정말 오래간만에 했던 SRM 결과는 참담.. -_- 뭐 굳이 변명을하자면.. 아침 10시라 잠이 좀 덜깼다는거..;; easy 부터 코딩 짜증나는게 나오면서.. 괜히 하기가 싫어졌다.. medium 문제가 재밌어보였는데.. 결국 해법을 못찾았다.. 막판에 다시 easy를 잡고 한문제라도 풀어보려고했지만.. compile error의 압박으로..;; topcoder는 C유저한테 너무 불리한거 아닌가..;;
한번에 300점이나 떨어지다니.. -_- DIV1 안해!!
[300] Paintball
Problem Statement
For his birthday, Bart received the brand new video game "Paintball!". In this game, a person plays on teams over the Internet against various competitors, attempting to hit their opponents with paint balls. Each player earns a point each time that they "splatter" an opponent with a paintball, and lose a point for each time they get "splattered". Due to the way that the game is played, it is also possible to accidentally splatter yourself or a teammate. In that case, the shooter loses a point, and the person who was splattered (if not the shooter) does not lose any points. A team's score is simply the sum of the scores of its players.

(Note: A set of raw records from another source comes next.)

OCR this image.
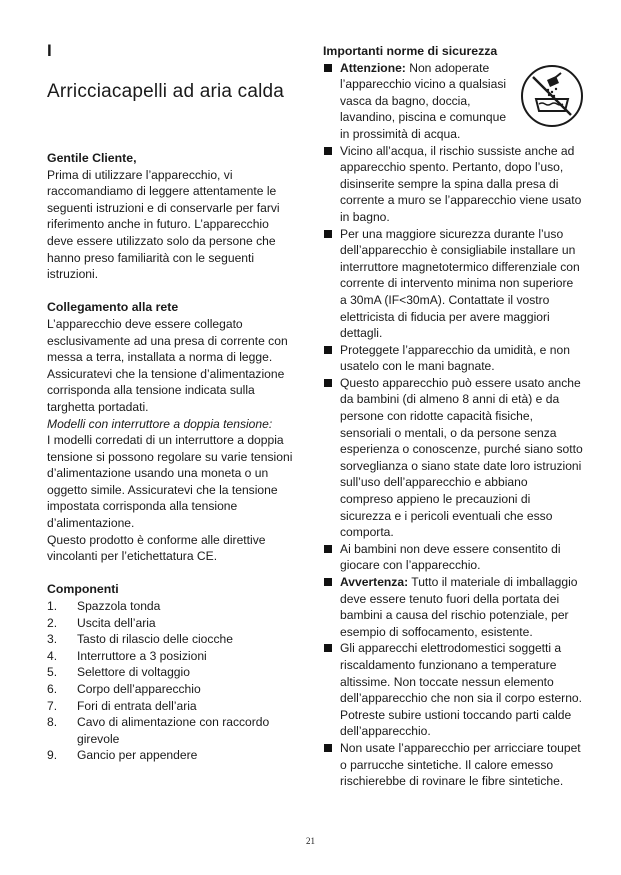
I
Arricciacapelli ad aria calda

Gentile Cliente,

Prima di utilizzare l’apparecchio, vi raccomandiamo di leggere attentamente le seguenti istruzioni e di conservarle per farvi riferimento anche in futuro. L’apparecchio deve essere utilizzato solo da persone che hanno preso familiarità con le seguenti istruzioni.

Collegamento alla rete

L’apparecchio deve essere collegato esclusivamente ad una presa di corrente con messa a terra, installata a norma di legge. Assicuratevi che la tensione d’alimentazione corrisponda alla tensione indicata sulla targhetta portadati.

Modelli con interruttore a doppia tensione:

I modelli corredati di un interruttore a doppia tensione si possono regolare su varie tensioni d’alimentazione usando una moneta o un oggetto simile. Assicuratevi che la tensione impostata corrisponda alla tensione d’alimentazione.

Questo prodotto è conforme alle direttive vincolanti per l’etichettatura CE.

Componenti

1. Spazzola tonda
2. Uscita dell’aria
3. Tasto di rilascio delle ciocche
4. Interruttore a 3 posizioni
5. Selettore di voltaggio
6. Corpo dell’apparecchio
7. Fori di entrata dell’aria
8. Cavo di alimentazione con raccordo girevole
9. Gancio per appendere

Importanti norme di sicurezza

Attenzione: Non adoperate l’apparecchio vicino a qualsiasi vasca da bagno, doccia, lavandino, piscina e comunque in prossimità di acqua.
Vicino all’acqua, il rischio sussiste anche ad apparecchio spento. Pertanto, dopo l’uso, disinserite sempre la spina dalla presa di corrente a muro se l’apparecchio viene usato in bagno.
Per una maggiore sicurezza durante l’uso dell’apparecchio è consigliabile installare un interruttore magnetotermico differenziale con corrente di intervento minima non superiore a 30mA (IF<30mA). Contattate il vostro elettricista di fiducia per avere maggiori dettagli.
Proteggete l’apparecchio da umidità, e non usatelo con le mani bagnate.
Questo apparecchio può essere usato anche da bambini (di almeno 8 anni di età) e da persone con ridotte capacità fisiche, sensoriali o mentali, o da persone senza esperienza o conoscenze, purché siano sotto sorveglianza o siano state date loro istruzioni sull’uso dell’apparecchio e abbiano compreso appieno le precauzioni di sicurezza e i pericoli eventuali che esso comporta.
Ai bambini non deve essere consentito di giocare con l’apparecchio.
Avvertenza: Tutto il materiale di imballaggio deve essere tenuto fuori della portata dei bambini a causa del rischio potenziale, per esempio di soffocamento, esistente.
Gli apparecchi elettrodomestici soggetti a riscaldamento funzionano a temperature altissime. Non toccate nessun elemento dell’apparecchio che non sia il corpo esterno. Potreste subire ustioni toccando parti calde dell’apparecchio.
Non usate l’apparecchio per arricciare toupet o parrucche sintetiche. Il calore emesso rischierebbe di rovinare le fibre sintetiche.
21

Although Bart loves the game, he is disappointed that the game does not provide a leaderboard during gameplay. However, it does provide the list of players, formatted as "NAME TEAM" (where NAME is the player's name, and TEAM is his team), and a series of messages, each formatted as "NAME1 SPLATTERED NAME2" (all quotes for clarity), where NAME1 indicates the name of the person who shot the paintball, and NAME2 indicates the name of the person who got splattered. Bart would like to have an updated scoreboard, and that is where you come in.

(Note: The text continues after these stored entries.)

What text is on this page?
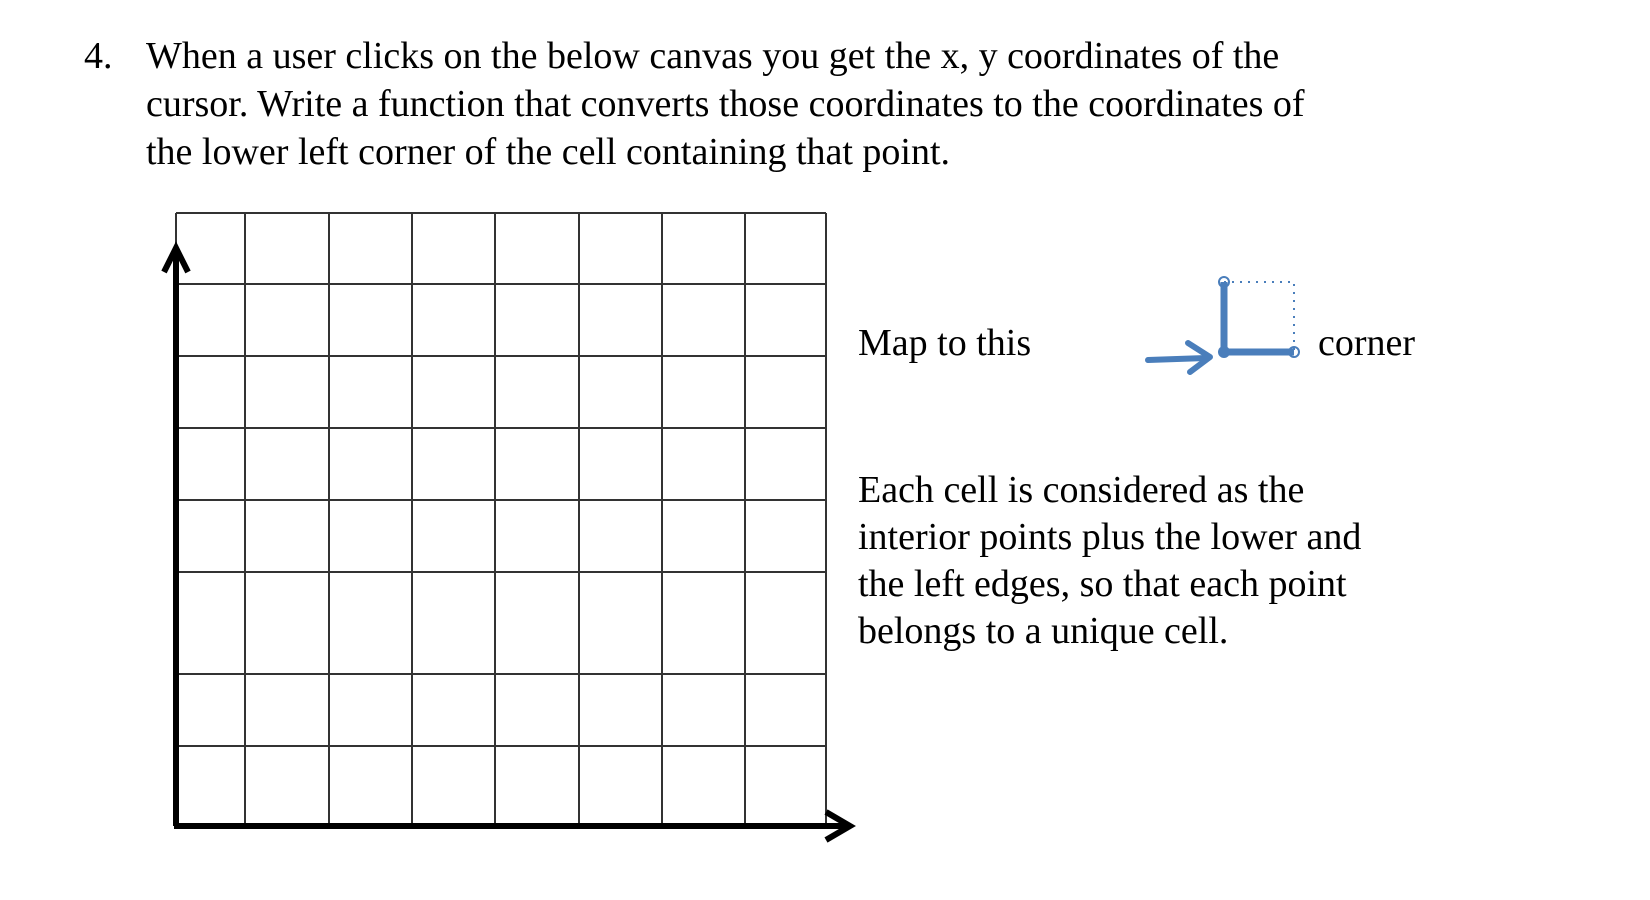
4. When a user clicks on the below canvas you get the x, y coordinates of the
cursor. Write a function that converts those coordinates to the coordinates of
the lower left corner of the cell containing that point.
Map to this	corner
Each cell is considered as the
interior points plus the lower and
the left edges, so that each point
belongs to a unique cell.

All teams will receive a rank number from 1 to M (the total number of teams), based on the team scores (with 1 corresponding to the highest score). If multiple teams have the same score, then the team with the name that comes first alphabetically will receive a lower rank number. For each team (in order from 1 to M), its leaderboard entry will be formatted as follows:
The first line will be "TEAM SCORE" (quotes for clarity), where TEAM is the team name, and SCORE is the team score (with no extra leading zeroes).
Let N be the number of players on the team. Assign rank numbers to the N players from 1 to N, giving a lower rank number to a higher score. If multiple players have the same score, assign the player whose name comes first alphabetically to the lower rank number.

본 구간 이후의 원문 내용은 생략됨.